A l’approche de l’élection présidentielle, Oxfam France veut remettre l’enjeu fiscal au cœur des débats en publiant un Manifeste pour une fiscalité juste, vert et féministe. Impôt sur le revenu, impôt sur le capital, impôt sur les sociétés, niches fiscales, Oxfam France a passé au crible le système fiscal français et son évolution depuis 20 ans.

Lire le Manifeste fiscal

 

Le constat est très clair : les réformes fiscales successives ont transféré le poids de la fiscalité des entreprises et des plus riches vers les classes moyennes et populaires contribuant à l’affaiblissement de notre modèle redistributif avec, notamment, des recettes de la TVA et de la CSG qui ont augmenté respectivement de 25% et de 370%, quand les recettes de l’impôt sur les sociétés ont baissé de 23%. La dernière réforme fiscale de 2017 est venue parachever, dans des proportions inédites, cette tendance de fond, les 1% les plus riches sortant grands gagnants de la suppression de l’ISF et de la mise en place de la flat tax [1].

15 mesures concrètes et chiffrées

Le Manifeste d’Oxfam comprend 15 mesures concrètes et chiffrées [2] qui permettraient de dégager au moins 65 milliards d’euros supplémentaires par an afin de financer un grand plan de réduction des inégalités, sans pour autant augmenter la contribution des 70% des Français-e-s, c’est-à-dire les personnes seules gagnant moins de 2500 euros net par mois.

 

Pour Quentin Parrinello, responsable de plaidoyer Justice fiscale et inégalités d’Oxfam France :

« Alors que les inégalités sont reparties à la hausse sous ce quinquennat et ont été aggravées par la crise du Covid, Oxfam rappelle combien la fiscalité peut être un puissant levier de partage des richesses et de lutte contre le changement climatique, à condition de mettre davantage à contribution les plus riches.
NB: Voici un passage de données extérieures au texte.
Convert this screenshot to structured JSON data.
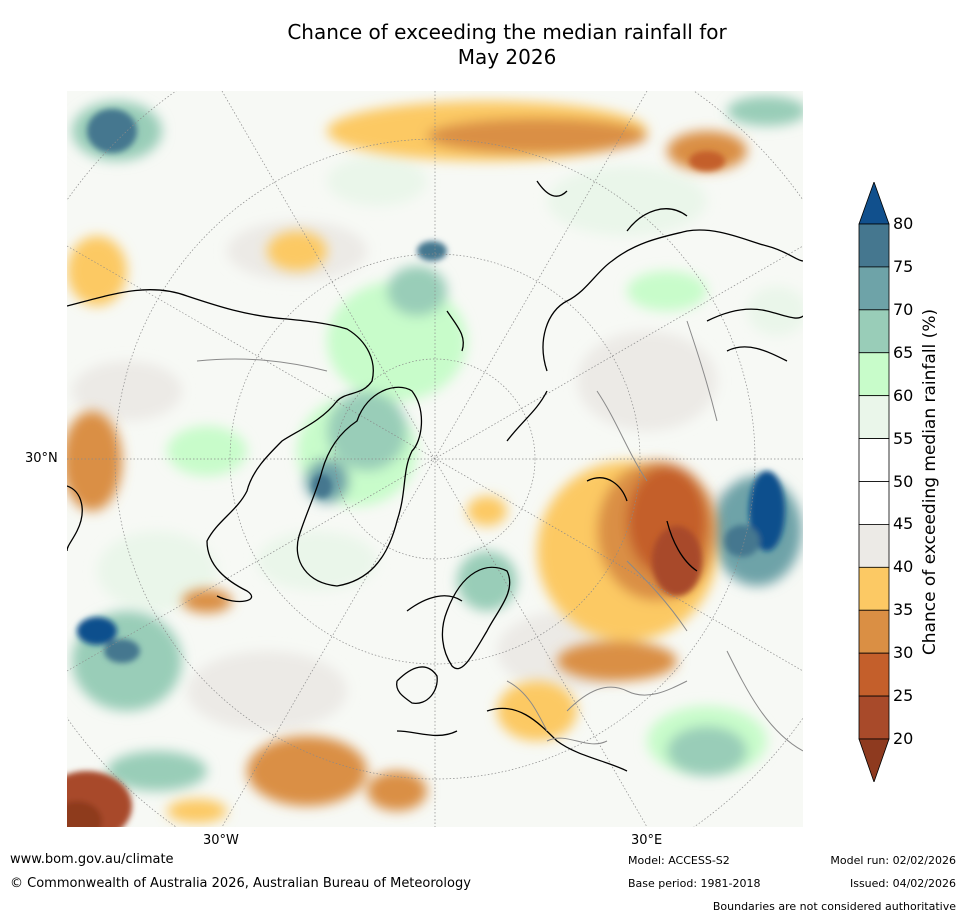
{
  "title_line1": "Chance of exceeding the median rainfall for",
  "title_line2": "May 2026",
  "map_labels": {
    "lat": "30°N",
    "lon_west": "30°W",
    "lon_east": "30°E"
  },
  "colorbar": {
    "label": "Chance of exceeding median rainfall (%)",
    "ticks": [
      "20",
      "25",
      "30",
      "35",
      "40",
      "45",
      "50",
      "55",
      "60",
      "65",
      "70",
      "75",
      "80"
    ],
    "colors": {
      "below20": "#8e3a1f",
      "b20_25": "#a84a2a",
      "b25_30": "#c45f2b",
      "b30_35": "#da8f44",
      "b35_40": "#fcc964",
      "b40_45": "#eceae6",
      "b45_50": "#ffffff",
      "b50_55": "#ffffff",
      "b55_60": "#eaf6ea",
      "b60_65": "#c8fcca",
      "b65_70": "#99cdb8",
      "b70_75": "#6ea3a8",
      "b75_80": "#45778f",
      "above80": "#11508d"
    }
  },
  "footer": {
    "website": "www.bom.gov.au/climate",
    "copyright": "© Commonwealth of Australia 2026, Australian Bureau of Meteorology",
    "model": "Model: ACCESS-S2",
    "base_period": "Base period: 1981-2018",
    "model_run": "Model run: 02/02/2026",
    "issued": "Issued: 04/02/2026",
    "boundaries": "Boundaries are not considered authoritative"
  }
}
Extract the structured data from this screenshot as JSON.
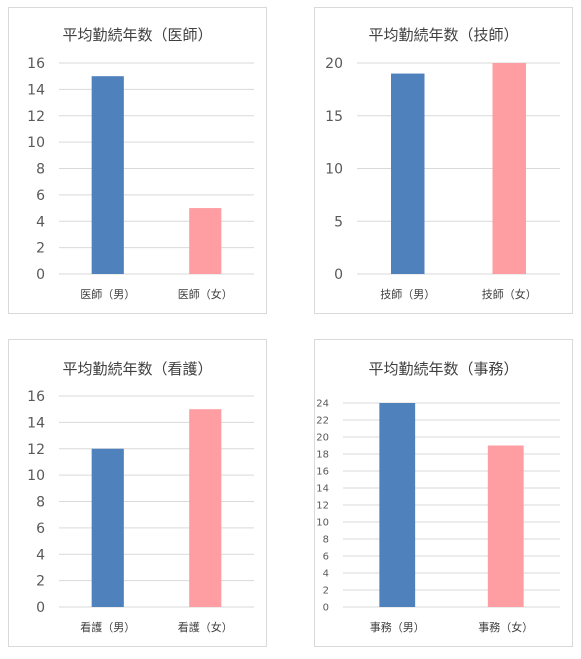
{
  "chart_data": [
    {
      "type": "bar",
      "title": "平均勤続年数（医師）",
      "categories": [
        "医師（男）",
        "医師（女）"
      ],
      "values": [
        15,
        5
      ],
      "ylim": [
        0,
        16
      ],
      "yticks": [
        0,
        2,
        4,
        6,
        8,
        10,
        12,
        14,
        16
      ],
      "colors": [
        "#4f81bd",
        "#ff9ea2"
      ],
      "grid": true
    },
    {
      "type": "bar",
      "title": "平均勤続年数（技師）",
      "categories": [
        "技師（男）",
        "技師（女）"
      ],
      "values": [
        19,
        20
      ],
      "ylim": [
        0,
        20
      ],
      "yticks": [
        0,
        5,
        10,
        15,
        20
      ],
      "colors": [
        "#4f81bd",
        "#ff9ea2"
      ],
      "grid": true
    },
    {
      "type": "bar",
      "title": "平均勤続年数（看護）",
      "categories": [
        "看護（男）",
        "看護（女）"
      ],
      "values": [
        12,
        15
      ],
      "ylim": [
        0,
        16
      ],
      "yticks": [
        0,
        2,
        4,
        6,
        8,
        10,
        12,
        14,
        16
      ],
      "colors": [
        "#4f81bd",
        "#ff9ea2"
      ],
      "grid": true
    },
    {
      "type": "bar",
      "title": "平均勤続年数（事務）",
      "categories": [
        "事務（男）",
        "事務（女）"
      ],
      "values": [
        24,
        19
      ],
      "ylim": [
        0,
        24
      ],
      "yticks": [
        0,
        2,
        4,
        6,
        8,
        10,
        12,
        14,
        16,
        18,
        20,
        22,
        24
      ],
      "colors": [
        "#4f81bd",
        "#ff9ea2"
      ],
      "grid": true
    }
  ]
}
Notre projet de réforme fiscale n’augmentera pas l’imposition des classes populaires et des classes moyennes ».

« Nous publions ce Manifeste pour faire taire les idées fausses sur l’impôt particulièrement répandues dans cette période d’élection. Oui, les plus pauvres payent aussi des impôts, la TVA et la CSG, des impôts dont les taux ont explosé depuis 20 ans. Non, l’ISF ne faisait pas fuir les riches, ils étaient moins de 0,2% à avoir tenté l’exil fiscal entre 2007 et 2017, et la suppression de cet impôt n’a provoqué ni un surcroît d’investissement dans l’appareil productif, ni un retour des exilés fiscaux. Non, rapprocher le salaire net du salaire brut en supprimant les cotisations sociales ne permet pas de faire gagner du pouvoir d’achat mais priverait la Sécurité sociale de financement pour nos retraites et nos congés maladie. »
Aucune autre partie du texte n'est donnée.